Many of the standard serving sizes used on food labels were determined in the 1990s by surveys taken in the previous two decades.  It is a well-known fact that people tend to underestimate how much they eat.  Given the increase in appetites since the '70s, the F.D.A. needs to seriously re-evaluate serving sizes.  However, doing so introduces debate about the message that larger serving sizes would send to an overweight population.

For the time being, 4 ounces will be the serving size used for the purpose of labeling the nutritional content of meat.  That's a quarter pound.  The McDonald's "Quarter Pounder" was invented in 1971 by a franchise owner who "felt there was a void in our menu vis-a-vis the adult who wanted a higher ratio of meat to bun." The new menu item was an immediate success and introduced nation-wide.  Unfortunately, the quarter pound (raw weight) burger is no longer an extravagant novelty.  Half pounders, or two quarter pound patties sandwiched together, are easy to come by in pubs and fast casual restaurants.

For those who enjoy a high "meat to bun" ratio, the nutrition facts for a single serving of ground beef will drastically underestimate the calories and fat they are accustomed to eating in a single sitting.  To make matters worse, the FSIS has decided that printing "the number of servings per container is not necessary information on the nutrition labels or point-of-purchase materials of the major cuts or non-major cuts of single-ingredient, raw products because these products are typically random weight products."  In other words, since the weight of raw meat packaged at the retail level varies from package to package, the government doesn't think the number of servings per package needs to be mentioned.

Another silly decision is the requirement that any statement of lean percentage on the package of ground or chopped meat be accompanied by the percent fat.  Listing both is redundant because the two numbers simply add up to 100%.  This resolution was meant to appease concerns that listing just the percentage of lean meat on products that do not meet regulatory for "low fat" (no more than 3 grams fat per serving) would lead the consumer to believe the product is low in fat.  Since lean percentages have become an industry norm, it would have made no sense to replace then with the fat percentage.  So the logical thing (in fed's mind) to do is to list both percentages side by side.

This ruling does nothing to educate the consumer about a percentage of great nutritional importance: the fraction of calories that comes from the product's fat content.  Ground sirloin, the "lightest" option, is in the range of 90-95% lean yet derives about 45-52% of calories from fat (each gram of fat contains 9 calories compared to 4 calories per gram of protein).  The only way to figure this out from the nutrition facts panel is to read the fine print and do the math yourself (calories from fat divided by total calories).

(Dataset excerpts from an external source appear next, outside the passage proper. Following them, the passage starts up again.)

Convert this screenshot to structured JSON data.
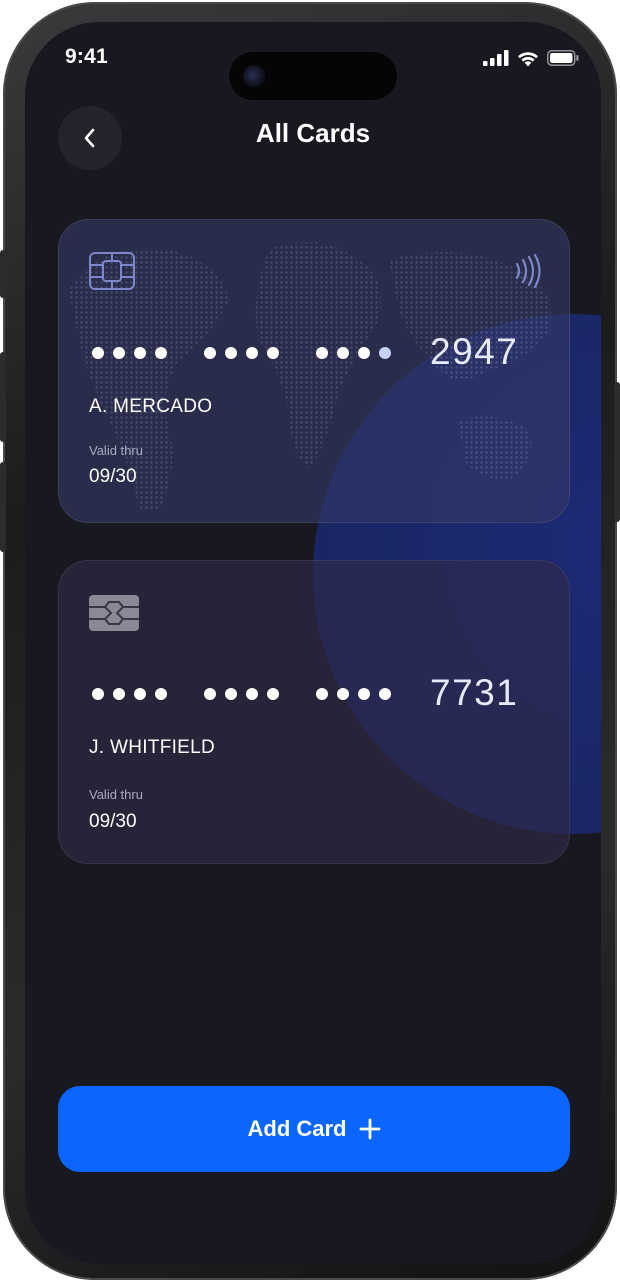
{
  "status_bar": {
    "time": "9:41"
  },
  "header": {
    "title": "All Cards",
    "back_icon": "chevron-left-icon"
  },
  "cards": [
    {
      "masked_groups": [
        "••••",
        "••••",
        "••••"
      ],
      "last4": "2947",
      "holder": "A. MERCADO",
      "valid_label": "Valid thru",
      "valid_value": "09/30",
      "chip_icon": "chip-icon",
      "contactless_icon": "contactless-icon"
    },
    {
      "masked_groups": [
        "••••",
        "••••",
        "••••"
      ],
      "last4": "7731",
      "holder": "J. WHITFIELD",
      "valid_label": "Valid thru",
      "valid_value": "09/30",
      "chip_icon": "chip-icon"
    }
  ],
  "actions": {
    "add_card_label": "Add Card",
    "add_icon": "plus-icon"
  },
  "colors": {
    "background": "#181820",
    "accent": "#0a66ff",
    "glow": "#1e2e8a"
  }
}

The last, but not the least, shortcoming of putting nutrition on packages of fresh, unprocessed meat is the inherent inaccuracy of labeling an agricultural product with natural variability.  The values used will come from the USDA's Nutrient Data Bank.  As long as no health claims are made on the product label or at the point of purchase, the FSIS will not sample or conduct nutrient analysis of any retail specimens.  So, there is no way to know if the local butcher inadvertently mixed up a batch of ground round (85% - 89% lean) and ground chuck (78% - 84% lean).  You'd hope that he'd be able to visually identify and differentiate batches but who's monitoring?  Slap on a label and you're good to go!